14
Государственная комиссия (на сей раз ей суждено было быть последней) прибыла уже в тот же вечер. Но еще утром, не отоспавшись — какой там сон, — лишь помывшись и переодевшись, я давал одним из первых (ведь на машине-то я был одним из последних!) показания следователю нашего местного отделения областной прокуратуры — маленькому невзрачному человеку, что называется, «без особых примет», — без особых настолько, что лишь потом жена мне доказала, что живет он в соседнем с нами доме (он еще сказал мне: «Мы с вами знакомы», — а я удивился), и мы, конечно, тысячу раз с ним встречались, а однажды на субботнике даже вместе сажали у нас во дворе какую-то елочку.
Быть может, в силу нашего с ним «знакомства» (чего я, повторяю, тогда не уразумел) держался он, как мне показалось, как-то скованно, чуть ли не стесняясь задавать вопросы, хотя вопросы были самые заурядные: не помните ли, когда вы пришли? Не припомните ли точно время, когда вы вышли из ВЦ? Кто, кроме вас, находился в зале, когда? и т. п. Я подробнейшим образом изложил все то, что уже известно читателю… Да, разумеется, были еще вопросы обо мне самом: кто да что, в каких отношениях были с заведующим отделом Системы, не было ли между вами каких-либо недоразумений, личной неприязни…
Старательно, аккуратнейшим, каллиграфическим почерком следователь — Василий Андреевич Кондратков, так его звали, — писал протокол, начав его, помнится, такими словами: «Учась в Саратовском Государственном университете, я увлекался историей науки. Окончил институт я в 1954 году. В декабре 1962 года (такой точной даты я не помню) мой знакомый, Петров Виталий Игнатьевич (проживающий ныне в городе Пскове, точного адреса я не помню), вернувшийся тогда из командировки в энский филиал Академии наук, предложил мне…»
У него была довольно смешная манера, пиша, все время рассуждать с самим собой, вслух, но по нескольку раз переповторяя то, что он пишет. «Так-как, — приговаривал он, одним глазом глядя в свой блокнот, а другим — в бланк протокола. — Пишем-пишем… Что пишем? Пишем: „учась“. Учась, учась, учась… Где учась? Учась в институте… Нет, учась в университете?..» — и так далее. Вот, пожалуй, единственная черта, немного оживившая унылую процедуру, которой мне пришлось подвергнуться. В конце концов к нам вошел какой-то начальник в форме полковника, явно не наш, из областного центра, но не представился, посмотрел только готовые листки протокола и удалился.

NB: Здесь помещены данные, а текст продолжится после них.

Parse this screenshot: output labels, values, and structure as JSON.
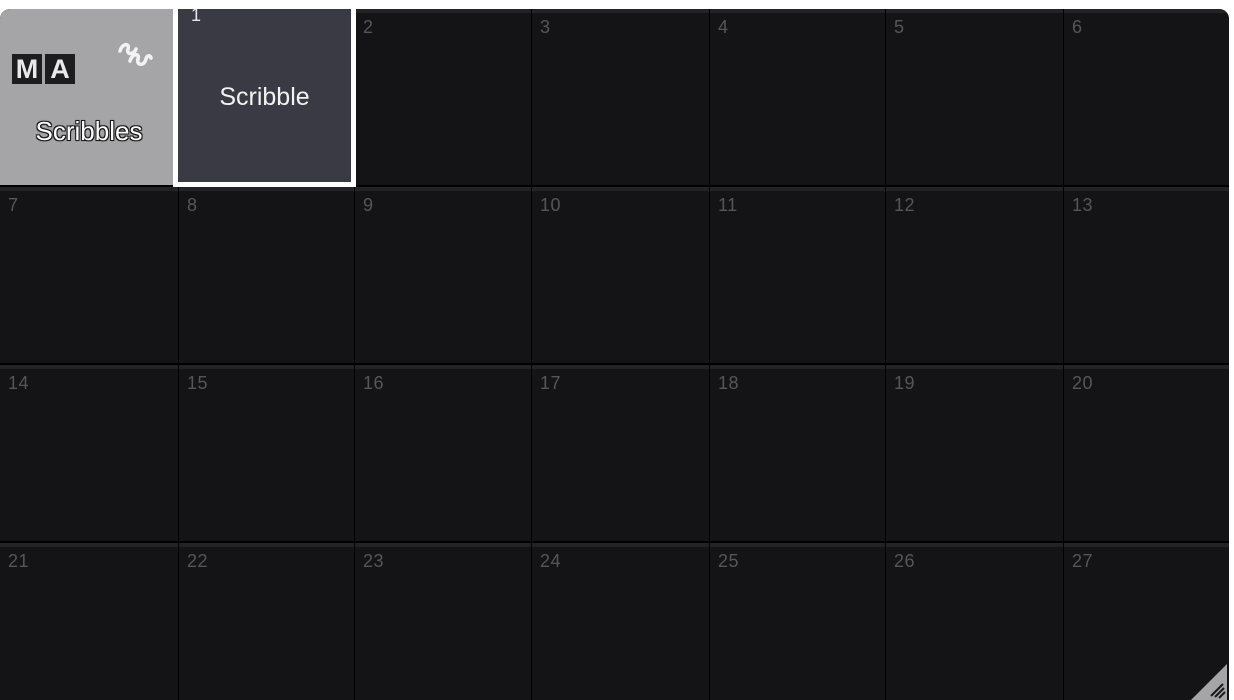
{
  "title_panel": {
    "logo_letters": [
      "M",
      "A"
    ],
    "icon": "scribble-icon",
    "label": "Scribbles"
  },
  "cells": [
    {
      "number": "1",
      "label": "Scribble",
      "selected": true
    },
    {
      "number": "2",
      "label": ""
    },
    {
      "number": "3",
      "label": ""
    },
    {
      "number": "4",
      "label": ""
    },
    {
      "number": "5",
      "label": ""
    },
    {
      "number": "6",
      "label": ""
    },
    {
      "number": "7",
      "label": ""
    },
    {
      "number": "8",
      "label": ""
    },
    {
      "number": "9",
      "label": ""
    },
    {
      "number": "10",
      "label": ""
    },
    {
      "number": "11",
      "label": ""
    },
    {
      "number": "12",
      "label": ""
    },
    {
      "number": "13",
      "label": ""
    },
    {
      "number": "14",
      "label": ""
    },
    {
      "number": "15",
      "label": ""
    },
    {
      "number": "16",
      "label": ""
    },
    {
      "number": "17",
      "label": ""
    },
    {
      "number": "18",
      "label": ""
    },
    {
      "number": "19",
      "label": ""
    },
    {
      "number": "20",
      "label": ""
    },
    {
      "number": "21",
      "label": ""
    },
    {
      "number": "22",
      "label": ""
    },
    {
      "number": "23",
      "label": ""
    },
    {
      "number": "24",
      "label": ""
    },
    {
      "number": "25",
      "label": ""
    },
    {
      "number": "26",
      "label": ""
    },
    {
      "number": "27",
      "label": ""
    }
  ],
  "colors": {
    "title_bg": "#a5a5a7",
    "cell_bg": "#141416",
    "selected_cell_bg": "#3a3a44",
    "selected_border": "#ffffff",
    "grid_line": "#000000",
    "cell_number": "#55565b"
  },
  "resize_grip_icon": "resize-grip-icon"
}
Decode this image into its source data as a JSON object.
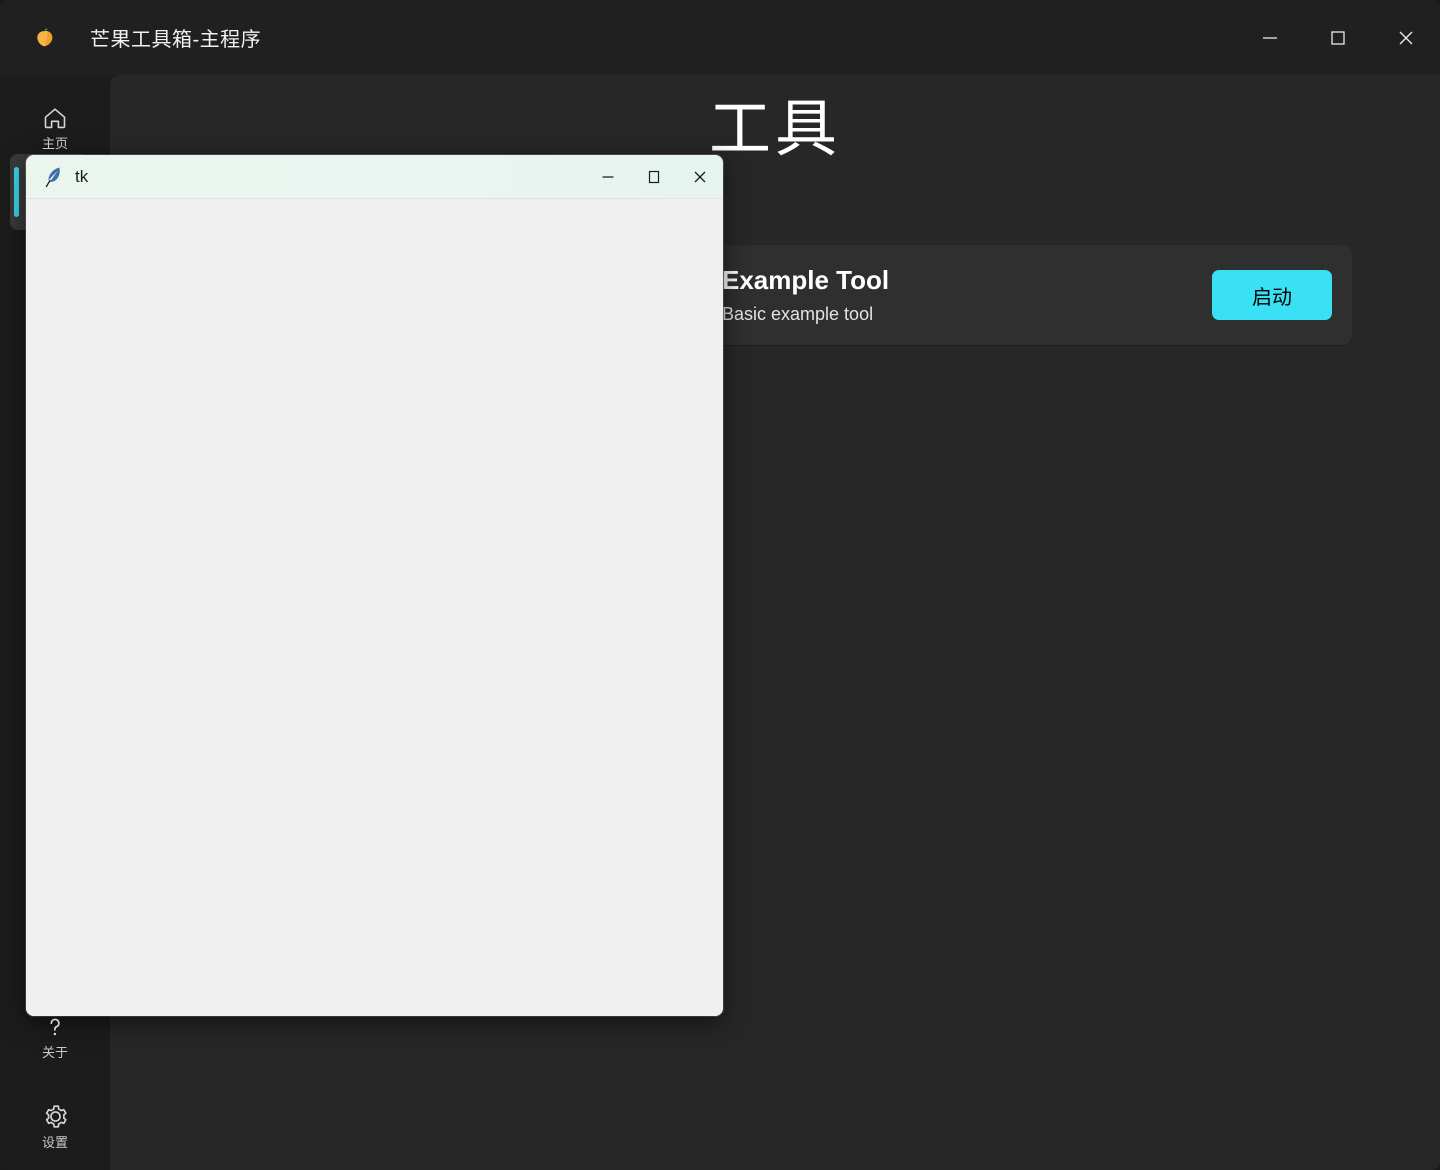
{
  "window": {
    "title": "芒果工具箱-主程序",
    "icon": "mango-icon",
    "controls": {
      "minimize": "minimize-icon",
      "maximize": "maximize-icon",
      "close": "close-icon"
    }
  },
  "sidebar": {
    "items": [
      {
        "id": "home",
        "label": "主页",
        "icon": "home-icon",
        "selected": false
      },
      {
        "id": "tools",
        "label": "",
        "icon": "tools-icon",
        "selected": true
      }
    ],
    "bottom_items": [
      {
        "id": "about",
        "label": "关于",
        "icon": "question-mark-icon",
        "selected": false
      },
      {
        "id": "settings",
        "label": "设置",
        "icon": "gear-icon",
        "selected": false
      }
    ],
    "accent_color": "#3ad6ee"
  },
  "main": {
    "page_title": "工具",
    "cards": [
      {
        "name": "Example Tool",
        "description": "Basic example tool",
        "button_label": "启动",
        "button_color": "#3ae1f5"
      }
    ]
  },
  "tk_window": {
    "title": "tk",
    "icon": "feather-icon",
    "controls": {
      "minimize": "minimize-icon",
      "maximize": "maximize-icon",
      "close": "close-icon"
    },
    "body_color": "#f0f0f0",
    "titlebar_color": "#e9f5ef"
  },
  "theme": {
    "titlebar_bg": "#202020",
    "sidebar_bg": "#1c1c1c",
    "content_bg": "#272727",
    "card_bg": "#2f2f2f",
    "accent": "#3ae1f5"
  }
}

Одновременно со мной в соседней комнате давали свидетельские показания Нина, бабка-охранница, те самые дежурные инженер с программисткой и Петухов.
Выйдя от следователей, мы обменялись впечатлениями и информацией, причем основную коррективу в выше обрисованную картину случившегося внесла бабка-охранница, показавшая следствию, что уже поздно ночью, после моего ухода из ВЦ — во втором или в третьем часу, — на ВЦ появилась Марья Григорьевна. Бабка не хотела ее пускать, но та оттолкнула ее и сама прорвалась в зал, пробыла там недолго («Рыскала туда-сюда, ровно зверь лесной, фыр-р-рь, фыр-р-рь!» — сказала бабка) и убежала, когда бабка решительно пошла за нею следом. «И вот только эта свиристелка, прости Господи, ускакала, — продолжала бабка, — гляжу, сами идуть! Вошли, посмотрели вокруг… Будто прощались… Слезу смахнули. И ушли…»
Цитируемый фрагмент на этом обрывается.